Film
Chiwetel Ejiofor and Julia Roberts in Secret in Their Eyes.
Chiwetel Ejiofor and Julia Roberts in Secret in Their Eyes.

Secret in their Eyes, The Look of Silence: A Dish Best Left off the Table

by / Nov. 18, 2015 12am EST

If there’s a genre that I try to avoid, it’s the revenge movie. Not so much a film like this summer’s The Gift, in which a wronged person plots a psychological payback, but the whole Walking Tall genre in which we’re shown a monstrous person or persons committing heinous acts in order to get us to relish a similar level of violence being directed at them.

You would be forgiven for thinking that’s the kind of movie that Secret in their Eyes is. It certainly seems heard in that direction in the opening sequence, which intercuts several actions including the brutal rape and murder of a young woman. (Taking your seat five minutes after the film starts is not a bad idea.)

But while this is a movie built around the desire for revenge, it certainly doesn’t present it as something to be encouraged, nor for the audience’s vicarious bloodlust.

Liberally adapted from the Argentine film that won the 2010 Oscar for Best Foreign Language Film (so liberally that I didn’t recall I had seen the original until I got home from the screening and checked my notes), Secret in Their Eyes unfolds in two time frames, 13 years apart. In 2002, Ray (Chiwetel Ejiofor) and Jess (Julia Roberts) are working for an anti-terrorism task force in Los Angeles. It’s four months after 9/11, and paranoia is high that LA is the next target. New to the team is Claire (Nicole Kidman), their supervisor in the DA’s office.

Their routine is broken when single mother Jess’s teenaged daughter is found murdered in a dumpster next to the terrorist cell they have been secretly monitoring. Jurisdictionally the case is a mess, and the powers that be are more concerned with finding terrorists than investigating a murder (a choice I would explain but it involves giving away too much of the plot).

As this unfolds we also see the trio in the present day. We understand that the original investigation led to nothing. Ray moved away to Manhattan, but continued investigating on his own. He returns because he thinks he has found the killer, which is not news that anyone is prepared to hear.

Secret in Their Eyes is not one of those thrillers that keeps a laser focus on its target. For a while it seems to be drawing parallels between social and personal quests for revenge. It’s thickened by our growing realization that there is something unsettled between Ray and Claire. In the end, a lot of these threads turn out to be red herrings; coming the week after the recent events in Paris, the movie is likely to disappoint some audiences who will be concentrating on the aspects of it involving the hunt for terrorists.

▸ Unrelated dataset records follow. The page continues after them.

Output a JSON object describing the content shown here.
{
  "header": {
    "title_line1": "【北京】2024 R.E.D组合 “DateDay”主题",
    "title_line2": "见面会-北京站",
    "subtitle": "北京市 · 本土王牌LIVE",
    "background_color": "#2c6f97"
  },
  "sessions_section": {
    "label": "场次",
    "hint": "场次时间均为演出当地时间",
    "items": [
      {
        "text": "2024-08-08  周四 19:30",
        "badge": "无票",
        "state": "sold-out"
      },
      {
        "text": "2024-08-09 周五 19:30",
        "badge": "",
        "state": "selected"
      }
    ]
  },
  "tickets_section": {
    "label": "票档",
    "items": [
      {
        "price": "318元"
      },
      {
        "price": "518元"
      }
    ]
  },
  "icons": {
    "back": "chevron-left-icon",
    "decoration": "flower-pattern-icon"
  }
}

Unwieldy as the story eventually turns out to be, it’s engrossing as it goes along to a climax that you probably won’t be expecting. The camera gets a lot of mileage out of peering at Ejiofor, who may have the most empathetic face in modern cinema. (Denzel Washington was the producer’s first choice for the part, which leads me to assume that they specifically wanted an African-American actor for the part; why is something you can discuss among yourselves.)

***

Revenge is more forcefully denied in the documentary The Look of Silence. Its backdrop is the aftermath of the military junta in Indonesia in the mid-1960s, when as many as a million people were massacred by thugs and vigilantes working for the government. A CIA report ranked it with the excesses of Stalin, Hitler and Mao. Yet there has never been an accounting; the events were swept under the rug of history and the killers kept their places in their communities.

In 2012 filmmaker Joshua Oppenheimer collaborated on The Act of Killing, a perverse documentary in which some of the worst of the surviving killers were invited to re-enact their deeds as movie scenarios. It’s a movie that chillingly illustrates the phrase “History is written by the victors.”

A companion piece to Act, Look follows Adi, an optometrist whose brother Ramli was killed in the genocide. Under the guise of examining their eyesight, he meets the killers and speaks with them. The results are, at least on the surface, much more sedate than Act, but no less horrifying. As troubling as the details of Ramli’s death are (unfolded over the course of Adi’s conversations), worse are the unrepentant attitudes of the killers, who have been given no cause to examine their consciences in the ensuing 50s years. Adi and Oppenheimer take a non-judgmental approach to their interviews, which results in answers of excruciating casualness.

Presented by Cultivate Cinema, The Look of Silence will have one screening next Tuesday night at 9:30pm at the North Park. The time is a bit inconvenient, but it’s worth the effort.